Support for preserving the Wild Olympics is broad and deep and continues to grow with over 10,000 local individual supporters. In addition, the legislation is endorsed by more than 470 local businesses and farms, conservation and recreation organizations, elected officials and religious leaders. Businesses like Taylor Shellfish benefit because protecting our rivers and streams is vital to the future of Washington’s fishing and shellfish industries. Shellfish growers support jobs for hundreds of area residents and provide an estimated $270 million economic impact statewide.
The legislation also enjoys strong support from the outdoor recreation community and is endorsed by local and regional outdoor recreation businesses and groups like Olympic Raft and Kayak, Sound Bikes and Kayak, The Mountaineers, Pacific Alpine Guides, Evergreen Mountain Bike Alliance, and American Whitewater. Other businesses like Ocean Gold Seafoods, and more than 80 additional businesses in Grays Harbor County alone, know that our ancient forests and wild rivers represent an important amenity that provides employers with a competitive edge over other regions in attracting and retaining the talented people that create local jobs and grow the local economy. These stakeholders recognize that protecting the area’s natural treasures, which provide world-class outdoor recreation, clean water, and contribute to the area’s high quality of living just makes good business sense.

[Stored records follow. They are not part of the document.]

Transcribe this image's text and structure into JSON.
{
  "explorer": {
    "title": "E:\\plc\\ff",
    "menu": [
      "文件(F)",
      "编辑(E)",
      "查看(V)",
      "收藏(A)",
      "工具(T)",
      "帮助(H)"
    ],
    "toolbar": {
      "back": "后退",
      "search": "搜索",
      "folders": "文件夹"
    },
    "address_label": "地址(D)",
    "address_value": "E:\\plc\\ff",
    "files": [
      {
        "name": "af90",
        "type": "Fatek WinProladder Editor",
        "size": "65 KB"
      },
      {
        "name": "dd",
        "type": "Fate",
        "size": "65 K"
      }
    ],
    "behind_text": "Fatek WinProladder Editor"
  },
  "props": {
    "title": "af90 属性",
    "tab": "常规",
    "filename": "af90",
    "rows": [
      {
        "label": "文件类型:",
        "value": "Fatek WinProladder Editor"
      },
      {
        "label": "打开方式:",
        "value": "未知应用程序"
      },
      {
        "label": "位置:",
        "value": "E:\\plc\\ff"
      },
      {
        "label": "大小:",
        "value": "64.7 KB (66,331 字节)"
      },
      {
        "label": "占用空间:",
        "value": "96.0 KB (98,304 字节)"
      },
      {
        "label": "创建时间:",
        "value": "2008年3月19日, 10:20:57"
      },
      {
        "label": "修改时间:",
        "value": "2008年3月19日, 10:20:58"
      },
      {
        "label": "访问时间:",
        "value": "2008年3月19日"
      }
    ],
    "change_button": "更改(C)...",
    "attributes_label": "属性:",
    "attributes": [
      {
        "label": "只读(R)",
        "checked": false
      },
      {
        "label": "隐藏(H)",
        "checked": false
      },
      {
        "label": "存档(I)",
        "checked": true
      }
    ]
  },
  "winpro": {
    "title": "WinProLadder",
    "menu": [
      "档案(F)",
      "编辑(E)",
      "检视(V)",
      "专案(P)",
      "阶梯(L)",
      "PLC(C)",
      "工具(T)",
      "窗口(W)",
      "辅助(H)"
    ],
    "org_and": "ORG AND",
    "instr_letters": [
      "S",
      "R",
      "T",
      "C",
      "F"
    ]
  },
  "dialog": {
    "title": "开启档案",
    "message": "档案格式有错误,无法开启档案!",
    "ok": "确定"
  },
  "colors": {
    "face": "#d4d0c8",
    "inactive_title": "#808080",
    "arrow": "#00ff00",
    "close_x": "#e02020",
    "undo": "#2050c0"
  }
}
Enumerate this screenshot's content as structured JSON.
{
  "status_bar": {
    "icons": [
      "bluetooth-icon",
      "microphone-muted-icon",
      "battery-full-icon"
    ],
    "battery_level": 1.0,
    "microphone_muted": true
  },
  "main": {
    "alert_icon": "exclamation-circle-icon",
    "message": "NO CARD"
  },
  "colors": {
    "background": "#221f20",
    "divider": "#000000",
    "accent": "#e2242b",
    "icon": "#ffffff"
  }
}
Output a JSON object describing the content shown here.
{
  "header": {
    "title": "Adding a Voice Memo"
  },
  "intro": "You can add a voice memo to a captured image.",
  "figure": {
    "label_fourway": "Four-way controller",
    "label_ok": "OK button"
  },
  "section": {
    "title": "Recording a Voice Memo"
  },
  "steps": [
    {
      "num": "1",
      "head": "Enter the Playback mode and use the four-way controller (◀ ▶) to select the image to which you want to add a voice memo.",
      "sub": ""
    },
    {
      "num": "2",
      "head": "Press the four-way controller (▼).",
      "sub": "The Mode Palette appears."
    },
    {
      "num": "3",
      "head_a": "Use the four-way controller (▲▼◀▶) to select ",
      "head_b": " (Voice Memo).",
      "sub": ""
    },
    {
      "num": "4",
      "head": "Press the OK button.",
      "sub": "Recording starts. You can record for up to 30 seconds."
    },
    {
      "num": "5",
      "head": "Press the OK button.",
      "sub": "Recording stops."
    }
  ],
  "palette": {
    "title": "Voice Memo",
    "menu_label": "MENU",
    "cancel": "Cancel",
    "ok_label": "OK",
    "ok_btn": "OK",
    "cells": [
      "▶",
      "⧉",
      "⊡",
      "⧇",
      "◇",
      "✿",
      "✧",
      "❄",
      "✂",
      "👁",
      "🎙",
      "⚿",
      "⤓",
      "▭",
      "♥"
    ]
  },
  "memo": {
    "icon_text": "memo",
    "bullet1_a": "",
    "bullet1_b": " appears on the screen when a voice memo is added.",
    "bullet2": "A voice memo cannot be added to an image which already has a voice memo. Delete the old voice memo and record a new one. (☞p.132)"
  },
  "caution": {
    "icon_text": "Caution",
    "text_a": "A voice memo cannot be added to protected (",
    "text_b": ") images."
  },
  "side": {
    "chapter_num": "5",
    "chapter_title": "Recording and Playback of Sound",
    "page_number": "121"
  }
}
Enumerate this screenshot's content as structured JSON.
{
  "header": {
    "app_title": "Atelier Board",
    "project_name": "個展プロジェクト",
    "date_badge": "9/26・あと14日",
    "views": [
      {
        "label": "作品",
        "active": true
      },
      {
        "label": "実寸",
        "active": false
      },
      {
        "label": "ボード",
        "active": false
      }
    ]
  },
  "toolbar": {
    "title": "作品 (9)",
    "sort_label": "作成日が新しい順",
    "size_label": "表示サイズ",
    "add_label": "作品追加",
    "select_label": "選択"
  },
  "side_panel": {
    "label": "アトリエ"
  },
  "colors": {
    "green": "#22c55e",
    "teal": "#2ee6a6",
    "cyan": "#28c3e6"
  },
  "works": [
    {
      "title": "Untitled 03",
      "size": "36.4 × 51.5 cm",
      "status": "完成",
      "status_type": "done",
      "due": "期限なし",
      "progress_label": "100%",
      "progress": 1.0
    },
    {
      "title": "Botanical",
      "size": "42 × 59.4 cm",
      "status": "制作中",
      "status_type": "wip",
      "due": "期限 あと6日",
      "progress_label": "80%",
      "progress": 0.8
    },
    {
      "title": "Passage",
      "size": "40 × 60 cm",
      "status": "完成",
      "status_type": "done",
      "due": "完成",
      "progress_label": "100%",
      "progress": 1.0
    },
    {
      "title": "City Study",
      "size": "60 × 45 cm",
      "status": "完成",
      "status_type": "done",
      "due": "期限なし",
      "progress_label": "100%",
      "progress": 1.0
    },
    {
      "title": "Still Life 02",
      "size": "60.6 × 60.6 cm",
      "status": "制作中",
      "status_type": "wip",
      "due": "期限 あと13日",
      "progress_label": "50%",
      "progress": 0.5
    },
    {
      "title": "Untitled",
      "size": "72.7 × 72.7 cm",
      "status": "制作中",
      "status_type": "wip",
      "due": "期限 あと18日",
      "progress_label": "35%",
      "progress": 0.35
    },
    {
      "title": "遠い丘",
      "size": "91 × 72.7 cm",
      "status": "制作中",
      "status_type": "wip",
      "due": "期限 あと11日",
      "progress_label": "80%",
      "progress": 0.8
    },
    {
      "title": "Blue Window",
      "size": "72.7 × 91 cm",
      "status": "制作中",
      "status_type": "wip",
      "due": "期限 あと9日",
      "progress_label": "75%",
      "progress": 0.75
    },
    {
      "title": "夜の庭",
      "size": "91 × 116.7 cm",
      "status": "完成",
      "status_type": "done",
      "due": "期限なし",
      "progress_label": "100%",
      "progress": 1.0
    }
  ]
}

More than two dozen major hunting and fishing organizations and local guides, as well as more than 300 individual local sportsmen signed a petition to protect wilderness and wild & scenic rivers on the Olympic Peninsula, including the Northwest Sportfishing Industry Association, Association of Northwest Steelheaders, Izaak Walton League of America, Washington Wildlife Federation, Waters West Fly Fishing Outfitters of Port Angeles, and Grey Wolf Fly Fishing Club in Sequim. They support the proposal because the measure will not close roads nor affect any road or trailhead access, and safeguards and enhances river access, fishing and boating. It will also attract additional funding for restoration and recreation projects while protecting the investments we have already made.
Representative Kilmer and Senator Murray deserve our thanks for listening to their constituents from all backgrounds and interests and for working with the community to craft legislation that can ensure that what makes us want to call the Olympic Peninsula home will be here years into the future. Now it’s up to Congress to see this vision become a reality.
Connie Gallant is the volunteer chair of the Wild Olympics Campaign. She lives in Quilcene.